Estava deitado no chão, mas com um cobertor por cima de mim. O tirei rapidamente, me sentando.
Com a vista que tive, pude ver que estava no cume de um monte, de onde podia ser visto uma cadeia de montanhas lindíssimas.
E, bem na beirada, havia alguém sentado.
Me levantei dolorido, provavelmente por causa de tanta porrada que tomei na batalha. Falando nisso, meu corpo estava todo enfaixado e parecia que tinha passado umas pomadas.
— Ah, então acordou, não é? Fiquei preocupado — disse aquela pessoa. Acabei sacando que era o Alex. — Senta aí. — Deu uns tapinhas no chão, sinalizando aonde eu deveria sentar,
Me aproximei aos poucos e me sentei ao seu lado, mas um pouco distante.
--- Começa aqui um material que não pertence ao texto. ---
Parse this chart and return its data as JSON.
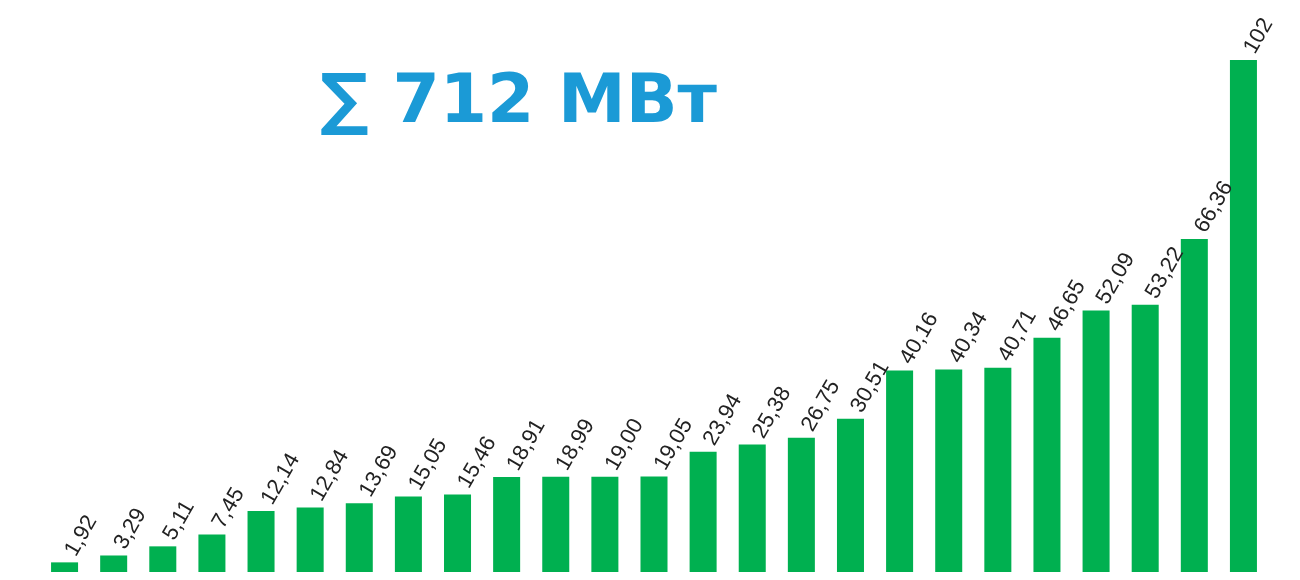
{
  "chart_data": {
    "type": "bar",
    "title": "∑ 712 МВт",
    "categories": [
      null,
      null,
      null,
      null,
      null,
      null,
      null,
      null,
      null,
      null,
      null,
      null,
      null,
      null,
      null,
      null,
      null,
      null,
      null,
      null,
      null,
      null,
      null,
      null,
      null
    ],
    "values": [
      1.92,
      3.29,
      5.11,
      7.45,
      12.14,
      12.84,
      13.69,
      15.05,
      15.46,
      18.91,
      18.99,
      19.0,
      19.05,
      23.94,
      25.38,
      26.75,
      30.51,
      40.16,
      40.34,
      40.71,
      46.65,
      52.09,
      53.22,
      66.36,
      102
    ],
    "value_labels": [
      "1,92",
      "3,29",
      "5,11",
      "7,45",
      "12,14",
      "12,84",
      "13,69",
      "15,05",
      "15,46",
      "18,91",
      "18,99",
      "19,00",
      "19,05",
      "23,94",
      "25,38",
      "26,75",
      "30,51",
      "40,16",
      "40,34",
      "40,71",
      "46,65",
      "52,09",
      "53,22",
      "66,36",
      "102"
    ],
    "color": "#00b050",
    "ylim": [
      0,
      102
    ],
    "tick_labels": false
  }
}
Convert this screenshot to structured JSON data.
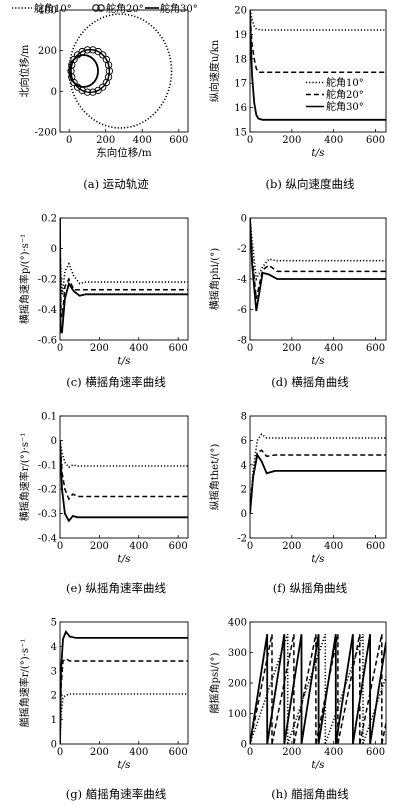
{
  "chart_data": [
    {
      "id": "a",
      "type": "line",
      "caption": "(a) 运动轨迹",
      "xlabel": "东向位移/m",
      "ylabel": "北向位移/m",
      "xlim": [
        -50,
        650
      ],
      "ylim": [
        -200,
        400
      ],
      "xticks": [
        0,
        200,
        400,
        600
      ],
      "yticks": [
        -200,
        0,
        200,
        400
      ],
      "legend_position": "top",
      "series": [
        {
          "name": "舵角10°",
          "style": "dotted",
          "circle": {
            "cx": 280,
            "cy": 100,
            "r": 280
          }
        },
        {
          "name": "舵角20°",
          "style": "circles",
          "circle": {
            "cx": 115,
            "cy": 100,
            "r": 105
          }
        },
        {
          "name": "舵角30°",
          "style": "solid",
          "circle": {
            "cx": 80,
            "cy": 100,
            "r": 78
          }
        }
      ]
    },
    {
      "id": "b",
      "type": "line",
      "caption": "(b) 纵向速度曲线",
      "xlabel": "t/s",
      "ylabel": "纵向速度u/kn",
      "xlim": [
        0,
        650
      ],
      "ylim": [
        15,
        20
      ],
      "xticks": [
        0,
        200,
        400,
        600
      ],
      "yticks": [
        15,
        16,
        17,
        18,
        19,
        20
      ],
      "legend_position": "right",
      "series": [
        {
          "name": "舵角10°",
          "style": "dotted",
          "x": [
            0,
            3,
            10,
            20,
            30,
            40,
            60,
            650
          ],
          "y": [
            20,
            19.9,
            19.6,
            19.35,
            19.22,
            19.2,
            19.18,
            19.18
          ]
        },
        {
          "name": "舵角20°",
          "style": "dashed",
          "x": [
            0,
            5,
            10,
            20,
            30,
            40,
            60,
            650
          ],
          "y": [
            20,
            19.2,
            18.6,
            18.0,
            17.6,
            17.45,
            17.45,
            17.45
          ]
        },
        {
          "name": "舵角30°",
          "style": "solid",
          "x": [
            0,
            5,
            10,
            20,
            30,
            40,
            60,
            650
          ],
          "y": [
            20,
            18.5,
            17.3,
            16.2,
            15.7,
            15.55,
            15.5,
            15.5
          ]
        }
      ]
    },
    {
      "id": "c",
      "type": "line",
      "caption": "(c) 横摇角速率曲线",
      "xlabel": "t/s",
      "ylabel": "横摇角速率p/(°)·s⁻¹",
      "xlim": [
        0,
        650
      ],
      "ylim": [
        -0.6,
        0.2
      ],
      "xticks": [
        0,
        200,
        400,
        600
      ],
      "yticks": [
        -0.6,
        -0.4,
        -0.2,
        0,
        0.2
      ],
      "series": [
        {
          "name": "舵角10°",
          "style": "dotted",
          "x": [
            0,
            5,
            12,
            25,
            45,
            70,
            100,
            130,
            650
          ],
          "y": [
            0,
            -0.2,
            -0.3,
            -0.15,
            -0.1,
            -0.18,
            -0.23,
            -0.22,
            -0.22
          ]
        },
        {
          "name": "舵角20°",
          "style": "dashed",
          "x": [
            0,
            5,
            12,
            25,
            45,
            70,
            100,
            130,
            650
          ],
          "y": [
            0.1,
            -0.4,
            -0.45,
            -0.25,
            -0.2,
            -0.27,
            -0.27,
            -0.27,
            -0.27
          ]
        },
        {
          "name": "舵角30°",
          "style": "solid",
          "x": [
            0,
            3,
            10,
            25,
            45,
            70,
            100,
            130,
            650
          ],
          "y": [
            0.2,
            -0.55,
            -0.55,
            -0.33,
            -0.23,
            -0.28,
            -0.31,
            -0.3,
            -0.3
          ]
        }
      ]
    },
    {
      "id": "d",
      "type": "line",
      "caption": "(d) 横摇角曲线",
      "xlabel": "t/s",
      "ylabel": "横摇角phi/(°)",
      "xlim": [
        0,
        650
      ],
      "ylim": [
        -8,
        0
      ],
      "xticks": [
        0,
        200,
        400,
        600
      ],
      "yticks": [
        -8,
        -6,
        -4,
        -2,
        0
      ],
      "series": [
        {
          "name": "舵角10°",
          "style": "dotted",
          "x": [
            0,
            10,
            30,
            60,
            90,
            130,
            180,
            650
          ],
          "y": [
            0,
            -1.5,
            -4.0,
            -3.2,
            -2.7,
            -2.8,
            -2.8,
            -2.8
          ]
        },
        {
          "name": "舵角20°",
          "style": "dashed",
          "x": [
            0,
            10,
            30,
            60,
            90,
            130,
            180,
            650
          ],
          "y": [
            0,
            -2.5,
            -5.3,
            -3.4,
            -3.1,
            -3.5,
            -3.5,
            -3.5
          ]
        },
        {
          "name": "舵角30°",
          "style": "solid",
          "x": [
            0,
            10,
            30,
            60,
            90,
            130,
            180,
            650
          ],
          "y": [
            0,
            -3.0,
            -6.1,
            -3.6,
            -3.7,
            -4.0,
            -4.0,
            -4.0
          ]
        }
      ]
    },
    {
      "id": "e",
      "type": "line",
      "caption": "(e) 纵摇角速率曲线",
      "xlabel": "t/s",
      "ylabel": "横摇角速率r/(°)·s⁻¹",
      "xlim": [
        0,
        650
      ],
      "ylim": [
        -0.4,
        0.1
      ],
      "xticks": [
        0,
        200,
        400,
        600
      ],
      "yticks": [
        -0.4,
        -0.3,
        -0.2,
        -0.1,
        0,
        0.1
      ],
      "series": [
        {
          "name": "舵角10°",
          "style": "dotted",
          "x": [
            0,
            10,
            25,
            45,
            65,
            90,
            130,
            650
          ],
          "y": [
            0,
            -0.05,
            -0.09,
            -0.11,
            -0.1,
            -0.105,
            -0.105,
            -0.105
          ]
        },
        {
          "name": "舵角20°",
          "style": "dashed",
          "x": [
            0,
            10,
            25,
            45,
            65,
            90,
            130,
            650
          ],
          "y": [
            0,
            -0.13,
            -0.2,
            -0.24,
            -0.22,
            -0.23,
            -0.23,
            -0.23
          ]
        },
        {
          "name": "舵角30°",
          "style": "solid",
          "x": [
            0,
            10,
            25,
            45,
            65,
            90,
            130,
            650
          ],
          "y": [
            0,
            -0.2,
            -0.3,
            -0.33,
            -0.31,
            -0.315,
            -0.315,
            -0.315
          ]
        }
      ]
    },
    {
      "id": "f",
      "type": "line",
      "caption": "(f) 纵摇角曲线",
      "xlabel": "t/s",
      "ylabel": "纵摇角thet/(°)",
      "xlim": [
        0,
        650
      ],
      "ylim": [
        -2,
        8
      ],
      "xticks": [
        0,
        200,
        400,
        600
      ],
      "yticks": [
        -2,
        0,
        2,
        4,
        6,
        8
      ],
      "series": [
        {
          "name": "舵角10°",
          "style": "dotted",
          "x": [
            0,
            15,
            35,
            55,
            80,
            120,
            650
          ],
          "y": [
            0,
            3.5,
            6.0,
            6.5,
            6.2,
            6.2,
            6.2
          ]
        },
        {
          "name": "舵角20°",
          "style": "dashed",
          "x": [
            0,
            15,
            35,
            55,
            80,
            120,
            650
          ],
          "y": [
            0,
            3.0,
            5.0,
            5.2,
            4.7,
            4.8,
            4.8
          ]
        },
        {
          "name": "舵角30°",
          "style": "solid",
          "x": [
            0,
            15,
            35,
            55,
            80,
            120,
            650
          ],
          "y": [
            0,
            3.0,
            4.8,
            4.3,
            3.3,
            3.5,
            3.5
          ]
        }
      ]
    },
    {
      "id": "g",
      "type": "line",
      "caption": "(g) 艏摇角速率曲线",
      "xlabel": "t/s",
      "ylabel": "艏摇角速率r/(°)·s⁻¹",
      "xlim": [
        0,
        650
      ],
      "ylim": [
        0,
        5
      ],
      "xticks": [
        0,
        200,
        400,
        600
      ],
      "yticks": [
        0,
        1,
        2,
        3,
        4,
        5
      ],
      "series": [
        {
          "name": "舵角10°",
          "style": "dotted",
          "x": [
            0,
            5,
            15,
            30,
            50,
            650
          ],
          "y": [
            0,
            1.2,
            1.9,
            2.0,
            2.05,
            2.05
          ]
        },
        {
          "name": "舵角20°",
          "style": "dashed",
          "x": [
            0,
            5,
            15,
            30,
            50,
            650
          ],
          "y": [
            0,
            2.3,
            3.4,
            3.5,
            3.4,
            3.4
          ]
        },
        {
          "name": "舵角30°",
          "style": "solid",
          "x": [
            0,
            5,
            15,
            30,
            50,
            80,
            650
          ],
          "y": [
            0,
            3.0,
            4.3,
            4.6,
            4.4,
            4.35,
            4.35
          ]
        }
      ]
    },
    {
      "id": "h",
      "type": "line",
      "caption": "(h) 艏摇角曲线",
      "xlabel": "t/s",
      "ylabel": "艏摇角psi/(°)",
      "xlim": [
        0,
        650
      ],
      "ylim": [
        0,
        400
      ],
      "xticks": [
        0,
        200,
        400,
        600
      ],
      "yticks": [
        0,
        100,
        200,
        300,
        400
      ],
      "series": [
        {
          "name": "舵角10°",
          "style": "dotted",
          "sawtooth_period_s": 180,
          "x": [
            0,
            180,
            360,
            540,
            650
          ],
          "y": [
            0,
            360,
            360,
            360,
            220
          ]
        },
        {
          "name": "舵角20°",
          "style": "dashed",
          "sawtooth_period_s": 105,
          "x": [
            0,
            105,
            210,
            315,
            420,
            525,
            630,
            650
          ],
          "y": [
            0,
            360,
            360,
            360,
            360,
            360,
            360,
            70
          ]
        },
        {
          "name": "舵角30°",
          "style": "solid",
          "sawtooth_period_s": 82,
          "x": [
            0,
            82,
            164,
            246,
            328,
            410,
            492,
            574,
            650
          ],
          "y": [
            0,
            360,
            360,
            360,
            360,
            360,
            360,
            360,
            330
          ]
        }
      ]
    }
  ]
}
Ficamos em um silêncio absoluto por uns minutos enquanto observávamos a linda vista que estava na nossa frente.
— Olha, foi mal por ter te desafiado daquele jeito. Não foi minha intenção. — Puxei a conversa.
Ele ficou em silêncio.
— Quer dizer, foi. Mas não foi ao mesmo tempo, sabe?
Ele ficou em silêncio.
Está se fazendo de difícil… É foda.
— Sobre aquilo que você falou, sobre como eu nunca tinha me questionado sobre o meu redor… é só que… Não sei, só achei legal a ideia de estar em um mundo totalmente diferente… Finjo ser muito forte, mas acho que só eu tenho a noção de quanto me acho fraco.
Talvez eu esteja falando demais.
— Eu te disse, não é? Que consegui ver a aura dele antes.
— Sim.
— Quando eu vi a dele, percebi uma coisa…
Finalmente Alex virou seu rosto para mim. Talvez esperasse uma conclusão por minha parte, ou só estava cansado de ignorar totalmente, não sei.
Não sei mais de nada.
— Ele estava… triste, e eu não consegui ignorar aquilo de jeito nenhum.
Alex pareceu bem surpreso com minha frase.